Originally created 05/17/99

Officials seek black donors



ATLANTA -- When Andrew "A.J." Jerrick teaches his weekly ballroom dance class nowadays, his moves are far more energetic and precise and display a bit more pizazz. His merengue has a little more oomph and his salsa a tad more spice.

Five years ago, Mr. Jerrick's career as a dancer, actor and musician nearly came to a halt when he was in the final stages of renal failure -- his kidneys had all but shut down because of high blood pressure.

"I had an extreme lack of energy. I was listless and depressed. I found it difficult to do things I would normally do in a breeze. I couldn't dance or walk upstairs," Mr. Jerrick recalls. "I didn't have that desire for life."

Then, after a two-year wait, a kidney transplant gave him a second chance. No longer would he be hooked up to a portable self-dialysis machine for 15 minutes, four times a day.

"It's given me a new outlook on life. I'm not taking anything for granted. I'm putting on the gas," said Mr. Jerrick, 60. "You know the saying, `I've got a long way to go and a short time to get there."'

He was one of the lucky ones.

More than 25 percent of some 63,000 people awaiting transplants are black, yet they account for fewer than 12 percent of all organ donors. And the gap appears to be widening as the waiting list continues to outpace donors.

Last year, for example, the number of white organ donors jumped 6.6 percent, while black donors edged up a mere 1 percent.

One of every three people with kidney failure is black -- a population at higher risk of high blood pressure and diabetes -- making the need greater and the wait for a transplant nearly twice as long as for whites. In addition, kidney transplants require closer genetic matching.

The disparity is even more pronounced in Georgia -- one of the leading states in kidney failure -- where blacks make up about half of the 800 people awaiting transplants.

"The need is so great, and the tragedy is that in reality there's not a shortage of organs; we're just burying them. We're burying organs that could be used to save lives," said Stephen Thomas, director of Emory University's Institute for Minority Health Research at the Rollins School of Public Health.

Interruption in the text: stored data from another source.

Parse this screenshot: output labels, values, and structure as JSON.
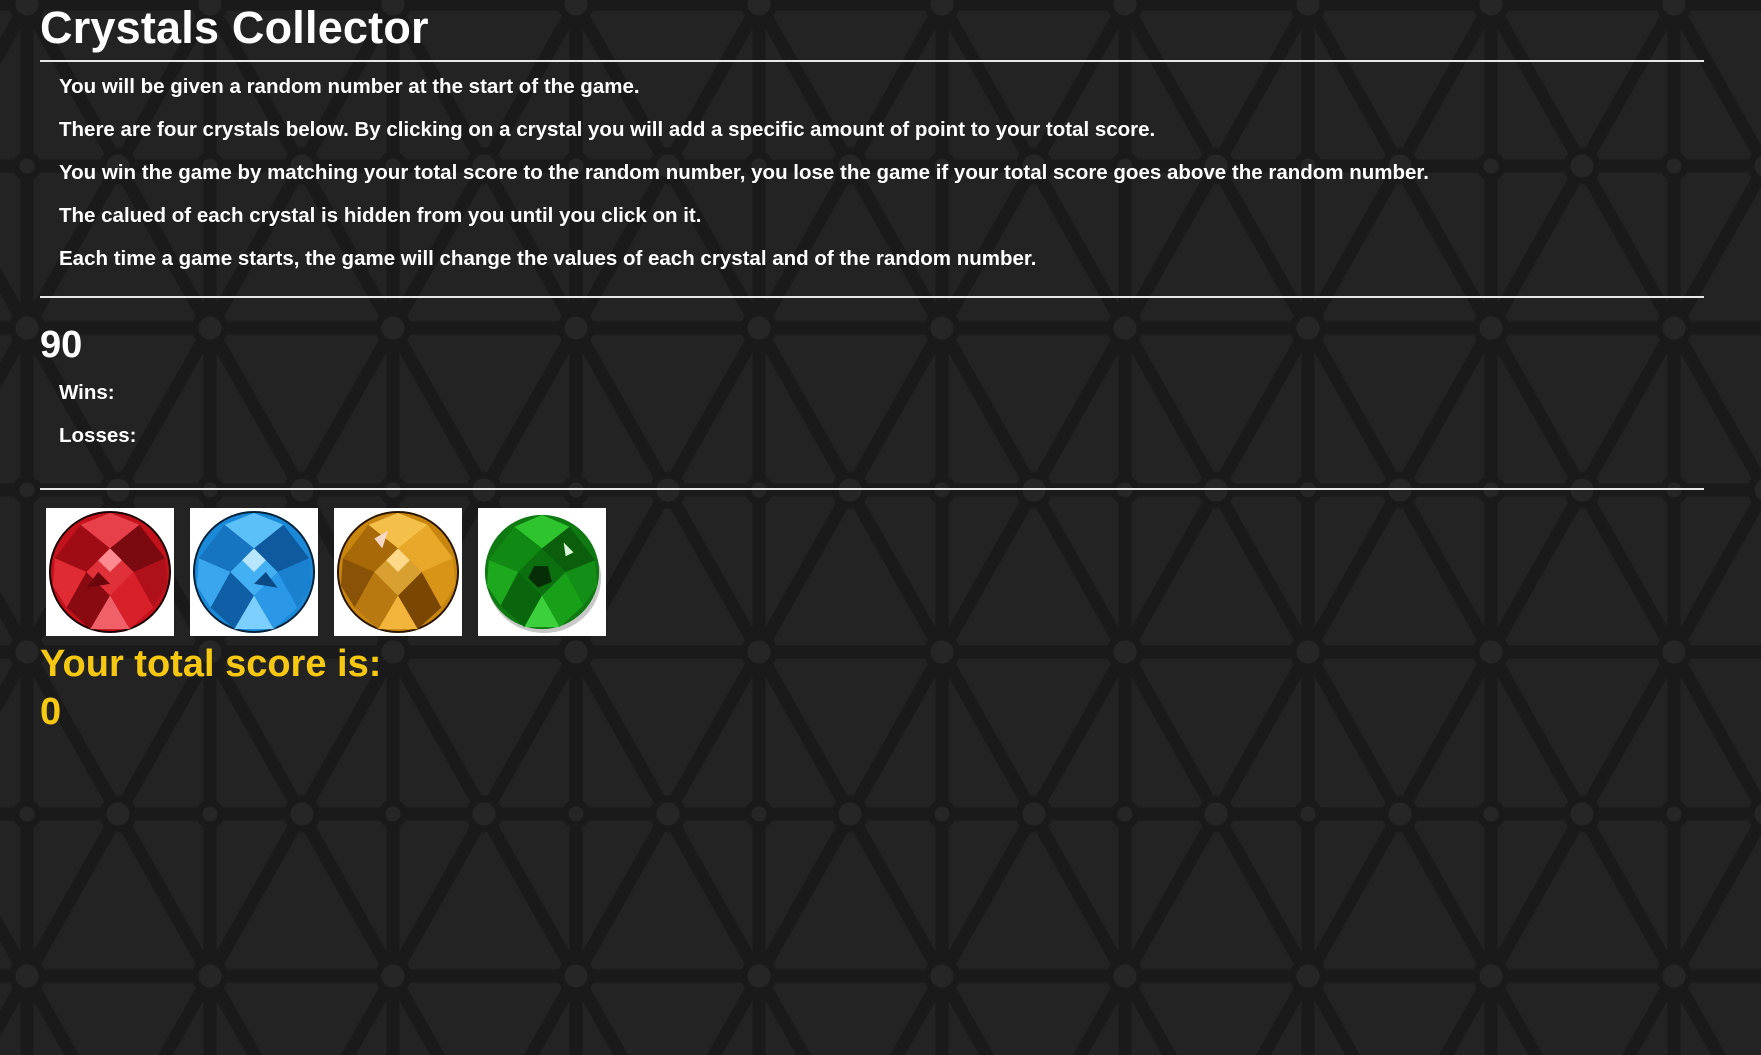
{
  "title": "Crystals Collector",
  "instructions": [
    "You will be given a random number at the start of the game.",
    "There are four crystals below. By clicking on a crystal you will add a specific amount of point to your total score.",
    "You win the game by matching your total score to the random number, you lose the game if your total score goes above the random number.",
    "The calued of each crystal is hidden from you until you click on it.",
    "Each time a game starts, the game will change the values of each crystal and of the random number."
  ],
  "random_number": "90",
  "wins_label": "Wins:",
  "losses_label": "Losses:",
  "crystals": [
    {
      "icon": "red-crystal-icon",
      "color": "#d3121c"
    },
    {
      "icon": "blue-crystal-icon",
      "color": "#1d8ee3"
    },
    {
      "icon": "orange-crystal-icon",
      "color": "#d99411"
    },
    {
      "icon": "green-crystal-icon",
      "color": "#14a814"
    }
  ],
  "score_label": "Your total score is:",
  "score_value": "0",
  "colors": {
    "background": "#232323",
    "text": "#ffffff",
    "score": "#f6c812"
  }
}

The shortage has raised concern among health officials who have spent seven months holding public hearings across Georgia to try to determine why there's a shortage of black donors and what can be done to boost the numbers.

The Georgia Leadership Commission on Organ, Tissue, Blood and Marrow Donation Among African Americans found that many blacks aren't aware of the critical need of black donors or that they are affected disproportionately.

Among the other reasons: Many blacks don't sign donor cards because of concerns about how organs are allocated, whether their religion supports such donations and a general distrust of the health care establishment.

"One of the things we've discovered is that there's still a tremendous amount of stigma that exists about transplantation," Mr. Thomas said. "These are problems that we can solve."

Vincent Faison Sr.'s first kidney transplant failed. For more than a year, the 37-year-old father of three has been tied to a dialysis machine thrice weekly for 4 1/2 hours a day while he waits for a second transplant.

His son, Vincent Faison Jr., who will play football at the University of Georgia this fall, offered to give his dad one of his own kidneys. But the elder Faison wouldn't have it.

"He has a big career and future ahead of him, and I don't want to jeopardize his career or anything. He has a life to live," the elder Faison said. "I've lived most of my life, and I can go on as long as I have to on dialysis until I get another kidney, if I get another kidney."

Over the next six months, the commission plans to assemble the testimony it gathers at the hearings and develop a five-year plan for boosting the number of black donors in Georgia.

"The recommendations come not from the ivory tower but the grass-roots community, from African-Americans across the state," Mr. Thomas said. "Because it comes from them it's highly likely that it will be successful."

Mr. Jerrick hopes his story will help dispel some of the myths about organ donation and prompt more blacks to become living or cadaver donors.

"It's the greatest gift you can do for another human being," he said. "It's giving that person life."